Prometheus-Vision: Vision-Language Model as a Judge for Fine-Grained Evaluation (2401.06591v1)

Published 12 Jan 2024 in cs.CL

Abstract: Assessing long-form responses generated by Vision-LLMs (VLMs) is challenging. It not only requires checking whether the VLM follows the given instruction but also verifying whether the text output is properly grounded on the given image. Inspired by the recent approach of evaluating LMs with LMs, in this work, we propose to evaluate VLMs with VLMs. For this purpose, we present a new feedback dataset called the Perception Collection, encompassing 15K customized score rubrics that users might care about during assessment. Using the Perception Collection, we train Prometheus-Vision, the first open-source VLM evaluator model that can understand the user-defined score criteria during evaluation. Prometheus-Vision shows the highest Pearson correlation with human evaluators and GPT-4V among open-source models, showing its effectiveness for transparent and accessible evaluation of VLMs. We open-source our code, dataset, and model at https://github.com/kaistAI/prometheus-vision

PDF HTML Abstract

Introduction to Automated VLM Evaluation

Evaluating the performance of Vision-LLMs (VLMs) can be a complex process. It stretches beyond mere text generation, demanding the output to be not just textually rich but contextually anchored on a given image.
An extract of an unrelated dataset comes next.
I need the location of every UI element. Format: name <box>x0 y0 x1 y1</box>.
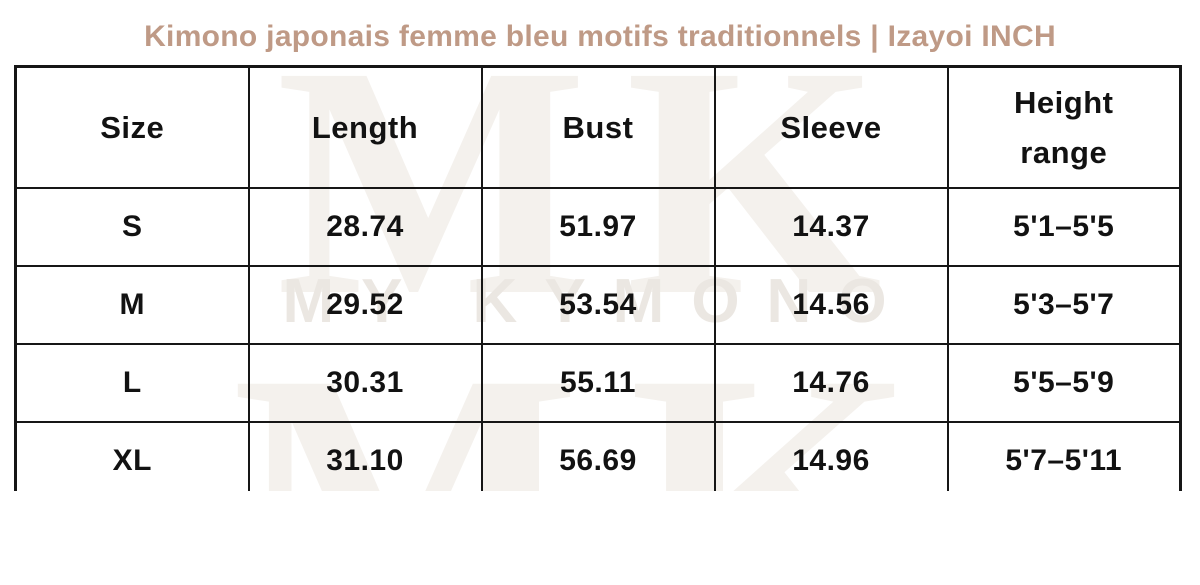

The novelty of VLMs means the traditional metrics might not suffice, as they often miss nuanced aspects such as the intricate interplay between visual content and generated text. Existing qualitative approaches, while beneficial, face scalability issues, often being costly and subjective to human bias.

The Concept of VLM-as-a-Judge

The proposed solution in the literature has been the ‘LM-as-a-Judge’ paradigm. This method uses a LLM (LM) to estimate the quality of another LM's output. However, when it comes to VLMs, there is a hitch - the process needs an additional model that can translate visual information to text before evaluation can take place. To circumvent this complexity and potential for error propagation, researchers suggest the adoption of VLMs themselves as judges. This approach directly leverages VLMs' inherent proficiency in parsing visual data for a more streamlined and accurate assessment process.
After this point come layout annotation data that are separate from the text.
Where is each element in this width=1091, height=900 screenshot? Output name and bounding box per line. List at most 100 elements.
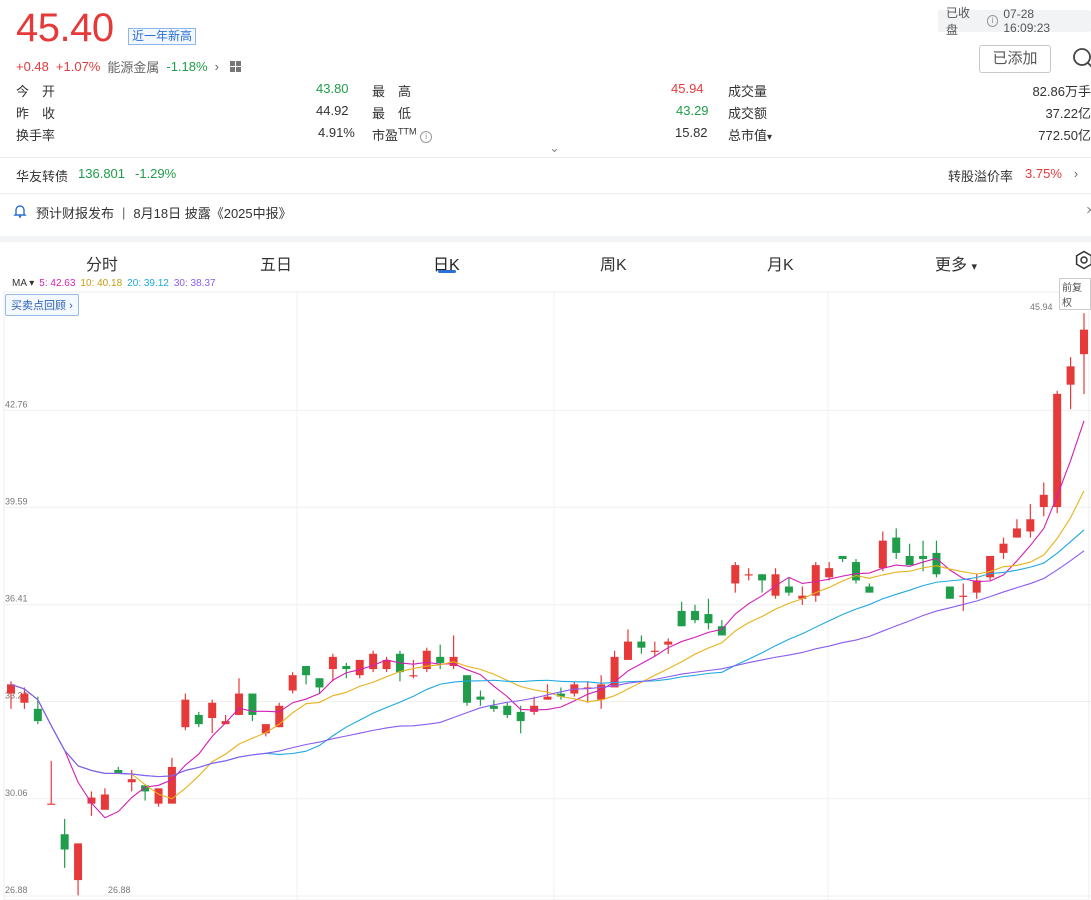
- candle-body: [422, 650, 431, 670]
- candle-body: [597, 684, 606, 700]
- price-change-pct: +1.07%: [55, 59, 101, 74]
- high-value: 45.94: [671, 81, 704, 96]
- candle-body: [342, 666, 351, 670]
- candle-body: [623, 641, 632, 660]
- candle-body: [744, 574, 753, 576]
- y-tick-label: 26.88: [5, 885, 28, 895]
- expand-chevron-icon[interactable]: ⌄: [549, 140, 560, 155]
- candle-body: [972, 580, 981, 593]
- notice-separator: |: [122, 205, 126, 220]
- y-tick-label: 36.41: [5, 594, 28, 604]
- candle-body: [717, 626, 726, 636]
- candle-body: [7, 684, 15, 694]
- ma10-label: 10:: [80, 278, 95, 289]
- candle-body: [1080, 329, 1088, 355]
- candle-body: [315, 678, 324, 688]
- candle-body: [47, 803, 56, 805]
- candle-body: [892, 537, 901, 553]
- candle-body: [355, 659, 364, 676]
- chart-frame: [3, 291, 1090, 900]
- kline-chart[interactable]: 42.76 39.59 36.41 33.24 30.06 26.88 45.94 26.88: [0, 276, 1091, 900]
- prev-close-value: 44.92: [316, 103, 349, 118]
- chart-tab-bar: 分时 五日 日K 周K 月K 更多 ▾: [0, 236, 1091, 276]
- candle-body: [1066, 366, 1075, 385]
- tab-intraday[interactable]: 分时: [86, 257, 119, 274]
- candle-body: [1053, 393, 1062, 508]
- amount-label: 成交额: [728, 106, 768, 121]
- candle-body: [489, 705, 498, 709]
- candle-body: [986, 555, 995, 578]
- pe-label: 市盈: [372, 128, 399, 143]
- candle-body: [637, 641, 646, 648]
- low-label: 最 低: [372, 106, 412, 121]
- candle-body: [530, 705, 539, 712]
- premium-value: 3.75%: [1025, 166, 1062, 181]
- trade-replay-arrow-icon: ›: [69, 300, 73, 312]
- candle-body: [476, 696, 485, 700]
- low-price-label: 26.88: [108, 885, 131, 895]
- notice-close-icon[interactable]: ×: [1086, 202, 1091, 219]
- trade-replay-button[interactable]: 买卖点回顾 ›: [5, 294, 79, 316]
- candle-body: [650, 650, 659, 652]
- ma30-value: 38.37: [190, 278, 216, 289]
- candle-body: [302, 666, 311, 676]
- year-high-badge: 近一年新高: [128, 28, 197, 45]
- tab-daily-k[interactable]: 日K: [433, 257, 460, 274]
- y-tick-label: 39.59: [5, 496, 28, 506]
- open-value: 43.80: [316, 81, 349, 96]
- candle-body: [865, 586, 874, 593]
- info-icon[interactable]: i: [986, 15, 999, 27]
- candle-body: [798, 595, 807, 599]
- stats-row-3: 换手率 4.91% 市盈TTM i 15.82 总市值▾ 772.50亿: [0, 125, 1091, 145]
- candle-body: [87, 797, 96, 804]
- ma5-label: 5:: [39, 278, 48, 289]
- grid-icon[interactable]: [229, 61, 241, 72]
- candle-body: [328, 656, 337, 670]
- settings-gear-icon[interactable]: [1074, 250, 1091, 275]
- search-icon[interactable]: [1068, 44, 1091, 74]
- premium-arrow-icon[interactable]: ›: [1073, 166, 1079, 181]
- candle-body: [919, 555, 928, 559]
- candle-body: [932, 552, 941, 575]
- change-row: +0.48 +1.07% 能源金属 -1.18% ›: [16, 57, 241, 76]
- ma20-value: 39.12: [143, 278, 169, 289]
- candle-body: [235, 693, 244, 715]
- ma5-line: [10, 420, 1085, 819]
- earnings-notice[interactable]: 预计财报发布 | 8月18日 披露《2025中报》: [12, 203, 292, 222]
- candle-body: [516, 711, 525, 722]
- tab-weekly-k[interactable]: 周K: [600, 257, 627, 274]
- candle-body: [436, 656, 445, 663]
- pe-info-icon[interactable]: i: [420, 130, 433, 143]
- market-status: 已收盘: [946, 6, 971, 37]
- ma30-text: 30: 38.37: [174, 278, 216, 289]
- ma10-text: 10: 40.18: [80, 278, 122, 289]
- candle-body: [583, 687, 592, 689]
- tab-five-day[interactable]: 五日: [260, 257, 293, 274]
- market-cap-label-group[interactable]: 总市值▾: [728, 125, 772, 144]
- notice-text: 8月18日 披露《2025中报》: [133, 206, 292, 221]
- sector-arrow-icon[interactable]: ›: [214, 59, 219, 74]
- market-cap-caret-icon: ▾: [767, 132, 773, 143]
- ma30-label: 30:: [173, 278, 188, 289]
- tab-monthly-k[interactable]: 月K: [767, 257, 794, 274]
- forward-adjust-label[interactable]: 前复权: [1059, 278, 1091, 310]
- candle-body: [181, 699, 190, 728]
- tab-more[interactable]: 更多 ▾: [935, 251, 977, 275]
- candle-body: [1012, 528, 1021, 538]
- sector-link[interactable]: 能源金属: [107, 60, 160, 75]
- trade-replay-label: 买卖点回顾: [11, 300, 66, 312]
- candle-body: [503, 705, 512, 715]
- candle-body: [248, 693, 257, 715]
- premium-row[interactable]: 转股溢价率 3.75% ›: [948, 166, 1078, 185]
- candle-body: [60, 834, 69, 850]
- candle-body: [20, 693, 29, 703]
- bond-name: 华友转债: [16, 169, 69, 184]
- added-watchlist-button[interactable]: 已添加: [979, 45, 1051, 73]
- candle-body: [556, 693, 565, 697]
- convertible-bond-row[interactable]: 华友转债 136.801 -1.29%: [16, 166, 176, 185]
- high-label: 最 高: [372, 84, 412, 99]
- ma-selector[interactable]: MA ▾: [12, 278, 34, 289]
- candle-body: [691, 610, 700, 621]
- candle-body: [825, 568, 834, 578]
- premium-label: 转股溢价率: [948, 169, 1014, 184]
Introducing Prometheus-Vision

Seeking an advancement in this domain, the paper introduces Prometheus-Vision. It's a novel 13B-parameter VLM designed for evaluation with an open-source ethos. Prometheus-Vision has been trained using a newly curated dataset named the Perception Collection, which contains 15,000 fine-grained score rubrics tapping into user-defined assessment criteria. This training sets the model apart, empowering it to scrutinize based on detailed, custom criteria while offering specific language feedback on output deficiencies. The model demonstrates impressive performance, aligning closer to human judgments and even surpassing open-source models in several benchmarks.
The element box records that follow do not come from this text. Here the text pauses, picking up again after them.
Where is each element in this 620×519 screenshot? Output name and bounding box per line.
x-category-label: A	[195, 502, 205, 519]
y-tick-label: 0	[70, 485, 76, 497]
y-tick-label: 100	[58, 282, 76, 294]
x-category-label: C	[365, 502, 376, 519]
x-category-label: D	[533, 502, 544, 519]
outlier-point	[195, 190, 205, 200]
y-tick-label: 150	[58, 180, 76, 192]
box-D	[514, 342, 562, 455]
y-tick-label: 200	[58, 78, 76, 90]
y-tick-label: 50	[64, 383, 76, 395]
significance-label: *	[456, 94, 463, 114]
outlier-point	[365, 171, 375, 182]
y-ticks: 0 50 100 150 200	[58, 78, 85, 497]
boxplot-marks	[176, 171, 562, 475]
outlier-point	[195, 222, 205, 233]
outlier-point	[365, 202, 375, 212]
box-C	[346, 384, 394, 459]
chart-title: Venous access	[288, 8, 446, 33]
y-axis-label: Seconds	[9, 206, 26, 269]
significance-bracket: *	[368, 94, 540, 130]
Empirical Results and Considerations

Through rigorous testing, Prometheus-Vision has exhibited a high correlation with human evaluators, particularly on benchmarks imbued with richly diverse real-world images. Moreover, it competes well with closed-source counterparts like GPT-4V, providing an accessible alternative for transparent VLM evaluation. Remarkably, it even shows potential as a critique tool for human assessment, producing high-quality feedback deemed on par with or superior to some proprietary models in certain cases.

Despite its strengths, Prometheus-Vision is not without limitations. Its performance metrics indicate room for improvement when it comes to analyzing text-rich images like charts or diagrams. This suggests that future versions, possibly built on more sophisticated visual encoders, could enhance its efficacy. Additionally, the paper acknowledges a dataset bias toward real-world imagery over text-heavy graphics and suggests this could be a promising direction for future dataset enrichment.

Concluding Remarks

The research presents a significant contribution to the field with its open-source VLM evaluator, Prometheus-Vision. Instrumental in shaping the future trajectory of fine-grained VLM assessments, the model and its training dataset, Perception Collection, signal a shift toward more nuanced, user-centric evaluation methods. The authors encourage further exploration into multi-modal feedback datasets, aiming to broaden the scope and capabilities of VLM evaluators in various contexts, potentially even venturing into evaluations of AI-generated imagery.